Como se nota, em relação à qualidade da educação e às relações entre estratégias de avaliação e estratégias de ensino-aprendizagem, a meta 7 contempla essa tensão entre avaliação de processos e avaliação de resultados. No dizer de Freitas (2013), teríamos aqui a tensão entre cultura da avaliação e cultura da auditoria.  Porque, a mensuração teria como consequências o incentivo a práticas pedagógicas inovadoras (7.12) – menos que sua disseminação; o estabelecimento de parâmetros mínimos de qualidade dos serviços da educação básica (7.21);  integrar mais estados e municípios na cultura da auditora – ou da avaliação? (7.32); promover regulação da ofereta da educação básica pela iniciativa privada (7.35) e estabelecer políticas de estímulo para as escolas que tiveram melhor desempenho em relação ao Ideb (7.36).

Outra estratégia que não está desenvolvida de forma apropriada é em relação à avaliação da educação especial. Na verdade, a política para educação especial se acelerou a partir de 2003, com o Decreto 4876/2003 e a Lei 10.845/2004 que dispõem sobre inclusão na Universidade e na Educação Básica, respectivamente.
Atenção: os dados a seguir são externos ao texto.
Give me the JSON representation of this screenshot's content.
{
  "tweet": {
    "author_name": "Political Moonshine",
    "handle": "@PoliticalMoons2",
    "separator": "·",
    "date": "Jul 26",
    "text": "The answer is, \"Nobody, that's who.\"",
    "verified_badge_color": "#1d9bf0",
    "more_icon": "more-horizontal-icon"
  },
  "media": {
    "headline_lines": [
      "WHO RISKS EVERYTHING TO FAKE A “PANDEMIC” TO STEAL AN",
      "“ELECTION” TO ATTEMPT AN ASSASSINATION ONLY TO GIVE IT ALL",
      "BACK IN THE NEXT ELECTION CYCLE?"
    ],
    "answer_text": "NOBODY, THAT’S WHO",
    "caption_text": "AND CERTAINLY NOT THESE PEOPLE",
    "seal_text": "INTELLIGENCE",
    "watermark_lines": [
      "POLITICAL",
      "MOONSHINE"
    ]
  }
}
Conquanto o debate integração e inclusão não haja esmaecido, o que se pode referir em relação à meta é que não há normativas consolidadas sobre o assunto.
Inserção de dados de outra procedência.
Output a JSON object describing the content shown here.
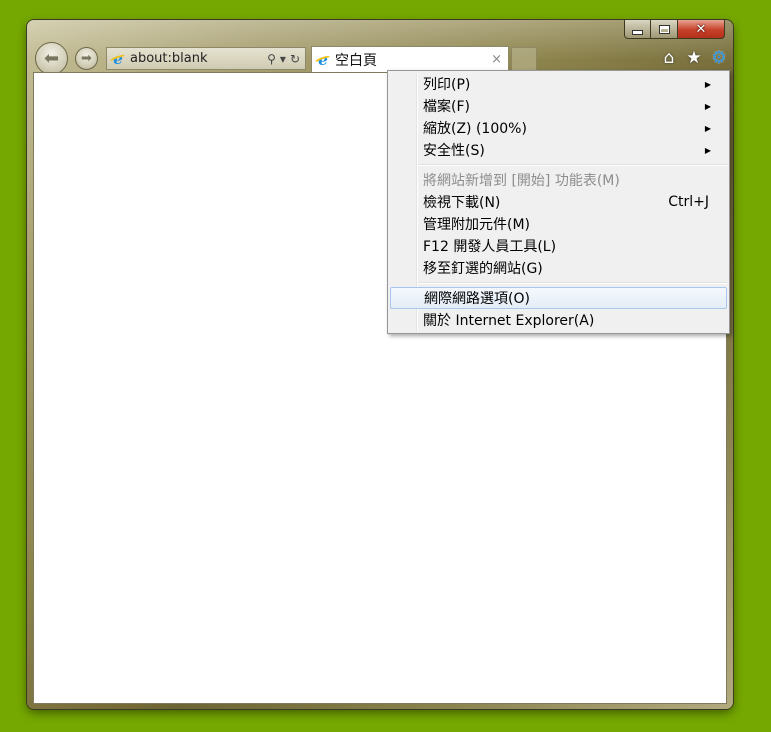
{
  "window": {
    "caption": {
      "minimize_icon": "minimize-icon",
      "maximize_icon": "maximize-icon",
      "close_glyph": "✕"
    },
    "nav": {
      "back_glyph": "⬅",
      "forward_glyph": "➡"
    },
    "address": {
      "value": "about:blank",
      "search_glyph": "⚲",
      "dropdown_glyph": "▾",
      "refresh_glyph": "↻"
    },
    "tab": {
      "label": "空白頁",
      "close_glyph": "×"
    },
    "command_bar": {
      "home_glyph": "⌂",
      "favorites_glyph": "★",
      "tools_glyph": "⚙"
    }
  },
  "tools_menu": {
    "groups": [
      [
        {
          "label": "列印(P)",
          "submenu": true
        },
        {
          "label": "檔案(F)",
          "submenu": true
        },
        {
          "label": "縮放(Z) (100%)",
          "submenu": true
        },
        {
          "label": "安全性(S)",
          "submenu": true
        }
      ],
      [
        {
          "label": "將網站新增到 [開始] 功能表(M)",
          "disabled": true
        },
        {
          "label": "檢視下載(N)",
          "shortcut": "Ctrl+J"
        },
        {
          "label": "管理附加元件(M)"
        },
        {
          "label": "F12 開發人員工具(L)"
        },
        {
          "label": "移至釘選的網站(G)"
        }
      ],
      [
        {
          "label": "網際網路選項(O)",
          "highlighted": true
        },
        {
          "label": "關於 Internet Explorer(A)"
        }
      ]
    ],
    "submenu_arrow": "▶"
  },
  "colors": {
    "desktop": "#75a800",
    "menu_bg": "#f0f0f0",
    "menu_highlight_border": "#a8c7ec",
    "gear_accent": "#2a8bd4"
  }
}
Há um conjunto de outras estratégias vinculadas à uma concepção da função social emancipadora da escola.  Elas dizem respeito aos processos de melhoria das condições de aprendizagem. Isso tem que ver com a melhoria das estruturas físicas das escolas, cuidado com o livro didático, acesso ao transporte público escolar, onde necessário, contextualização pedagógica em relação ao ambiente do estudante (escolas do campo, escolas quilombolas, escolas indígenas, escolas rurais, escolas urbanas, inclusão).  Se trata de um conjunto de medidas que inclui maior protagonismo e inversão econômica da União em auxiliar os entes federados que tiverem dificuldade em atender à meta. Com integrações inter-setoriais, inclusive, como atendimento à questão da saúde e superação da violência nas escolas.  Até podemos afirmar que das 36 estratégias da meta, 20 têm essa ênfase em uma perspectiva da função social emancipadora da escola. Porém, parece algo do irrealismo fantástico, como, por exemplo, falar em universalização da energia elétrica nas escolas (7.18) e da informatização com acesso a internet de banda larga (7.15). Não que inexistam as condições materiais para tanto, é que inexistem movimentos governamentais para esta direção. Isto implica em ter estratégias de financiamento da educação que não estão dadas efetivamente.